5.7       Om bovenstaande redenen zal de klacht zonder nader onderzoek als kennelijk ongegrond worden afgewezen.”

3.         Vaststaande feiten en omstandigheden

Voor de beoordeling van het beroep gaat het Centraal Tuchtcollege uit van de feiten en omstandigheden zoals weergegeven in de beslissing in eerste aanleg, welke weergave in beroep niet, althans onvoldoende, is bestreden.

4.         Beoordeling van het beroep

4.1       Klager beoogt met zijn beroep de zaak in volle omvang aan het Centraal Tuchtcollege voor te leggen en concludeert tot gegrondverklaring van het beroep.

4.2       De cardioloog voert hiertegen gemotiveerd verweer en concludeert tot verwerping van het beroep.

4.3       Het Centraal Tuchtcollege heeft kennis genomen van de inhoud van de in eerste aanleg door klager geformuleerde klacht en het daarover in eerste aanleg door partijen gevoerde debat. Het door het Regionaal Tuchtcollege gevormde zaaksdossier is aan het Centraal Tuchtcollege gestuurd.

4.4       In beroep is het debat door partijen schriftelijk nog een keer gevoerd, waarbij door ieder van hen standpunten zijn ingenomen naar aanleiding van de door het Regionaal Tuchtcollege vastgestelde feiten en de door dat college gegeven beschouwingen en beslissingen.
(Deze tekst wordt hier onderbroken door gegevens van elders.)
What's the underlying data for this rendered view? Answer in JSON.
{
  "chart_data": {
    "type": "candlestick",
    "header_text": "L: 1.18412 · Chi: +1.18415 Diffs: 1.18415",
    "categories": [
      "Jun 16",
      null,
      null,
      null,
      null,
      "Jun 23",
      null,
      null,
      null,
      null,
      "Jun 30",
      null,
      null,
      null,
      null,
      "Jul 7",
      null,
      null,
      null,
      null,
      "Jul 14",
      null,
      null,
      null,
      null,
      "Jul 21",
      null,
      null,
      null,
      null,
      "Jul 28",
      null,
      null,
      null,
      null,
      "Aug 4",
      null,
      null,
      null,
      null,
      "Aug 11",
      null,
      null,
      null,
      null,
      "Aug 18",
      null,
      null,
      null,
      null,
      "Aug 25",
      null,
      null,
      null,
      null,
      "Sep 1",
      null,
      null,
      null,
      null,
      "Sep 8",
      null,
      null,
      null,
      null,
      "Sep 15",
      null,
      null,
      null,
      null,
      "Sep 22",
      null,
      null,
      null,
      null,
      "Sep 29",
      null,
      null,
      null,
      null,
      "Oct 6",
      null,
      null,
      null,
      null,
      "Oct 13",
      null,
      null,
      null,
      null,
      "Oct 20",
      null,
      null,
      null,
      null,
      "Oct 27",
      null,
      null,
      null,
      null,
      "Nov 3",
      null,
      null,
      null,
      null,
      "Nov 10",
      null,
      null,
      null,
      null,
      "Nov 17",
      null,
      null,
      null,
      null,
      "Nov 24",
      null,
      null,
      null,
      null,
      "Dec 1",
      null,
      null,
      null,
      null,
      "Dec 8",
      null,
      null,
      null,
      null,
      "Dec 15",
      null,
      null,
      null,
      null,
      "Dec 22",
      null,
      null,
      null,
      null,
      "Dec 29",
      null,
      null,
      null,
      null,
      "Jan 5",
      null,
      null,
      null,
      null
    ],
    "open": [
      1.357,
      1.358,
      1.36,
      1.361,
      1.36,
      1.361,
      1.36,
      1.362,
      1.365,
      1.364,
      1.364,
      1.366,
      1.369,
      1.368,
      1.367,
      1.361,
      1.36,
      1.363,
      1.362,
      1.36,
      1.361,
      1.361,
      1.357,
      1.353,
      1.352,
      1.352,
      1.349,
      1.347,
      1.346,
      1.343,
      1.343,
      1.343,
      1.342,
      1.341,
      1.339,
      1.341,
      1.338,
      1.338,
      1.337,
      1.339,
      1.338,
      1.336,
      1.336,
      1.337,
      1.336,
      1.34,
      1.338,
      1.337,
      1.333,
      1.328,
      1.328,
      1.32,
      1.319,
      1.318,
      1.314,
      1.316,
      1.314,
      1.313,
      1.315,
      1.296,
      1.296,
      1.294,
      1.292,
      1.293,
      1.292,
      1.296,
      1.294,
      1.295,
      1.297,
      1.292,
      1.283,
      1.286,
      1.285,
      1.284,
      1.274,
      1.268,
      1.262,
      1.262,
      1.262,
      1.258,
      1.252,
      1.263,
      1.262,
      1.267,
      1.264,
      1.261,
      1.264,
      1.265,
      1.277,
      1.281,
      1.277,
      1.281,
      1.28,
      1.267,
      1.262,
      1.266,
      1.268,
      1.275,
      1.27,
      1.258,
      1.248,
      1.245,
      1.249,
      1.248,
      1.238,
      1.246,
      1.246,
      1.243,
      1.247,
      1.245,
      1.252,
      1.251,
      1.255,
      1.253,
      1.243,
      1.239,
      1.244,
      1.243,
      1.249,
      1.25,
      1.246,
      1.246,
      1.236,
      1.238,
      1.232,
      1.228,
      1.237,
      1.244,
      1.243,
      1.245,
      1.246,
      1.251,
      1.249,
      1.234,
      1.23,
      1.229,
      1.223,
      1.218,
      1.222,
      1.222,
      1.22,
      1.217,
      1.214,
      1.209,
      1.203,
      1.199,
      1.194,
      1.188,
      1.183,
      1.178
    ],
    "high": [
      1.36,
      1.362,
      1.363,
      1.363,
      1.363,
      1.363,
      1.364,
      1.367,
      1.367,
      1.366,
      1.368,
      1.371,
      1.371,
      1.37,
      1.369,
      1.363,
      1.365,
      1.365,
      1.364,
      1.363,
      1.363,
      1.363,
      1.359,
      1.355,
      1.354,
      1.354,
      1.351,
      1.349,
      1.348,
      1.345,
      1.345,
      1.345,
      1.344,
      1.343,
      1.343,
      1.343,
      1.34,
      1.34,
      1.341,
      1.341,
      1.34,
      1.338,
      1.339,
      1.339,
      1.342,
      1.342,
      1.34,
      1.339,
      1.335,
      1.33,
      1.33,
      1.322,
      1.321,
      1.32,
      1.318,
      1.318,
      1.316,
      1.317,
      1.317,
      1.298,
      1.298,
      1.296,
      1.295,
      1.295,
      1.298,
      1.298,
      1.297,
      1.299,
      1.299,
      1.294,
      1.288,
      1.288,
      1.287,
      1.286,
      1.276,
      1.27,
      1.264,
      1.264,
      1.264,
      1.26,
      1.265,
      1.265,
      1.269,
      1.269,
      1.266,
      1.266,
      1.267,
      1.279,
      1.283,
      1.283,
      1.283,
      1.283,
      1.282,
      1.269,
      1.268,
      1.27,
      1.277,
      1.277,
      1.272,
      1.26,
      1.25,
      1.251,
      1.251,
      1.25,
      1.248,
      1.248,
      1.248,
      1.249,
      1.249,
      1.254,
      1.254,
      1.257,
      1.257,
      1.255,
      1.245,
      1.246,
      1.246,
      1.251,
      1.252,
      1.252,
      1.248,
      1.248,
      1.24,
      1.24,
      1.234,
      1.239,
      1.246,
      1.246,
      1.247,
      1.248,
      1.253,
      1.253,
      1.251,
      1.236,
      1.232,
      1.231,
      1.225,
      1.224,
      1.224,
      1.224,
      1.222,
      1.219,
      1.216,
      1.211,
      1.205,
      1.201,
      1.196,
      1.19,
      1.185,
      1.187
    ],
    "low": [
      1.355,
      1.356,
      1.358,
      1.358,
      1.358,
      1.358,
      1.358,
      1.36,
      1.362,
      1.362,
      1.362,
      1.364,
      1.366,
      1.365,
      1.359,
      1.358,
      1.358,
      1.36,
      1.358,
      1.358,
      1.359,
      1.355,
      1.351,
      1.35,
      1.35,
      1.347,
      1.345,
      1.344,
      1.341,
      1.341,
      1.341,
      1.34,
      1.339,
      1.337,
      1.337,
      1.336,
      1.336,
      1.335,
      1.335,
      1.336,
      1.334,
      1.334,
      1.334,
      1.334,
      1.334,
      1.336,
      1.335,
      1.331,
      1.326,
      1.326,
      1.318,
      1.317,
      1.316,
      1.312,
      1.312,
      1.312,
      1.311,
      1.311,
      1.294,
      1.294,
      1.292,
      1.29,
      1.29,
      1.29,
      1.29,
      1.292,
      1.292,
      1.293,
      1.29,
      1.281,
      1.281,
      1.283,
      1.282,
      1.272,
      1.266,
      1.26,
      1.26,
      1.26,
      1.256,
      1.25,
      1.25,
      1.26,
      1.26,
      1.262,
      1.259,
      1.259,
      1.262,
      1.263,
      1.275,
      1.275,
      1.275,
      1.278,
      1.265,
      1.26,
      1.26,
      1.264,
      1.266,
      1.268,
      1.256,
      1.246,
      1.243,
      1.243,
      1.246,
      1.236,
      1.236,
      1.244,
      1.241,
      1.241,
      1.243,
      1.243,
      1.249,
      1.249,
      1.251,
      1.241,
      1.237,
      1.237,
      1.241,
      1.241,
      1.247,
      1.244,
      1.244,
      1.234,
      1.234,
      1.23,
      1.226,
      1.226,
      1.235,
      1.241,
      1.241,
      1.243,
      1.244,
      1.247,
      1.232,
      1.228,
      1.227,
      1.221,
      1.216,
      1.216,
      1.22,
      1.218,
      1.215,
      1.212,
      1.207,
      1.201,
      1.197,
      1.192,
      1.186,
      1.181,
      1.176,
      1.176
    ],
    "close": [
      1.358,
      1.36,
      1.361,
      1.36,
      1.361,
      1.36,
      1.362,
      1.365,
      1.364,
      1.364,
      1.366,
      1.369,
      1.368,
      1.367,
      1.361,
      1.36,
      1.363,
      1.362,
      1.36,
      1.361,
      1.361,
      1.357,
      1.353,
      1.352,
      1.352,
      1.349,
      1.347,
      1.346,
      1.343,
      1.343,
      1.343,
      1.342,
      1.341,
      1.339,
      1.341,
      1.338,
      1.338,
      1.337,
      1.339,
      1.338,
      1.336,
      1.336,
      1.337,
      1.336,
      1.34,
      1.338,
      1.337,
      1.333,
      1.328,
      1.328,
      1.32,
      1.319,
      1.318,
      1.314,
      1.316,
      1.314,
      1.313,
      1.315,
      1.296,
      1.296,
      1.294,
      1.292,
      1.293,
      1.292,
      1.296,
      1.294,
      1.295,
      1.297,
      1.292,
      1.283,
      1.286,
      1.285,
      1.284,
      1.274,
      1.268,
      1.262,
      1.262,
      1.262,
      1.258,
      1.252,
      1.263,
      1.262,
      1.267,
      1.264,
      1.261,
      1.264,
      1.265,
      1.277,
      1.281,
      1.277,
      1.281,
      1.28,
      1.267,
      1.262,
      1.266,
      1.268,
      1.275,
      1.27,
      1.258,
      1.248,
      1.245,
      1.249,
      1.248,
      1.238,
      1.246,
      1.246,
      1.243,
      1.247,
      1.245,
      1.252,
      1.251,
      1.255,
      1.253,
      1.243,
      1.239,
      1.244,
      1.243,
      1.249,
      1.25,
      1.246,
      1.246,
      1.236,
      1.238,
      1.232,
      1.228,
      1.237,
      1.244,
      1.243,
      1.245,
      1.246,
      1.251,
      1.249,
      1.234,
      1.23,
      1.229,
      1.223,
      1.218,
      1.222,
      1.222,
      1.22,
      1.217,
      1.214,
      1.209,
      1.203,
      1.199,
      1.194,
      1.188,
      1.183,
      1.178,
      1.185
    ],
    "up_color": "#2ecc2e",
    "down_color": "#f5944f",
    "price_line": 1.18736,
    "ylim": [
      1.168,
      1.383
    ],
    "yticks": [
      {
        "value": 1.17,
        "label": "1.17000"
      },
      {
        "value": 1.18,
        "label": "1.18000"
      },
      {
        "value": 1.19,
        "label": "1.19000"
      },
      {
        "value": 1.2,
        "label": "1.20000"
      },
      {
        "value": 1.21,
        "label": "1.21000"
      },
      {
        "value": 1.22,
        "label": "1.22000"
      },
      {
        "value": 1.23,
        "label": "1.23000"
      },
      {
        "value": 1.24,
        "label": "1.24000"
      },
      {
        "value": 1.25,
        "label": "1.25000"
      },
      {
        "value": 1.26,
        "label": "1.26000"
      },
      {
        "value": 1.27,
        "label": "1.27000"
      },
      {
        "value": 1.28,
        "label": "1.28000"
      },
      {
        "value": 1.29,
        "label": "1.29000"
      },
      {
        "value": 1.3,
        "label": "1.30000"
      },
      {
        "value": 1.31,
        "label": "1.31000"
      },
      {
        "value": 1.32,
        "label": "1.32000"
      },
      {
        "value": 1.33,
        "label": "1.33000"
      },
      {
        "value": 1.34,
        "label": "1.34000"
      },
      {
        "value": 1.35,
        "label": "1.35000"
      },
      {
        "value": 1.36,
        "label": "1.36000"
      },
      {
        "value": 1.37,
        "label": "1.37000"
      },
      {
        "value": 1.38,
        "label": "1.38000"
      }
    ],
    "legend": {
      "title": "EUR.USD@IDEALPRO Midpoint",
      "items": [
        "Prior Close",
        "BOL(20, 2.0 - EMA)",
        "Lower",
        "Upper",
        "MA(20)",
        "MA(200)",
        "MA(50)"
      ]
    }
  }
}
Tijdens de mondelinge behandeling op 21 november 2019 is dit debat voortgezet.

4.5       De behandeling van de zaak in beroep heeft geen ander licht op de zaak geworpen. Het Centraal Tuchtcollege kan zich verenigen met de overwegingen en het oordeel van het Regionaal Tuchtcollege en neemt deze overwegingen en dit oordeel integraal over. Dit betekent dat het beroep wordt verworpen.

5.         Beslissing

Het Centraal Tuchtcollege voor de Gezondheidszorg:

verwerpt het beroep.

Deze beslissing is gegeven door: E.J. van Sandick, voorzitter; W.P.C.M. Bruinsma en

H. de Hek, leden‑juristen en E.M. Koomen en B.J.M. Mulder, leden‑beroepsgenoten en

E.D. Boer, secretaris.

Uitgesproken ter openbare zitting van 12 december 2019.

                                    Voorzitter   w.g.                                            Secretaris  w.g.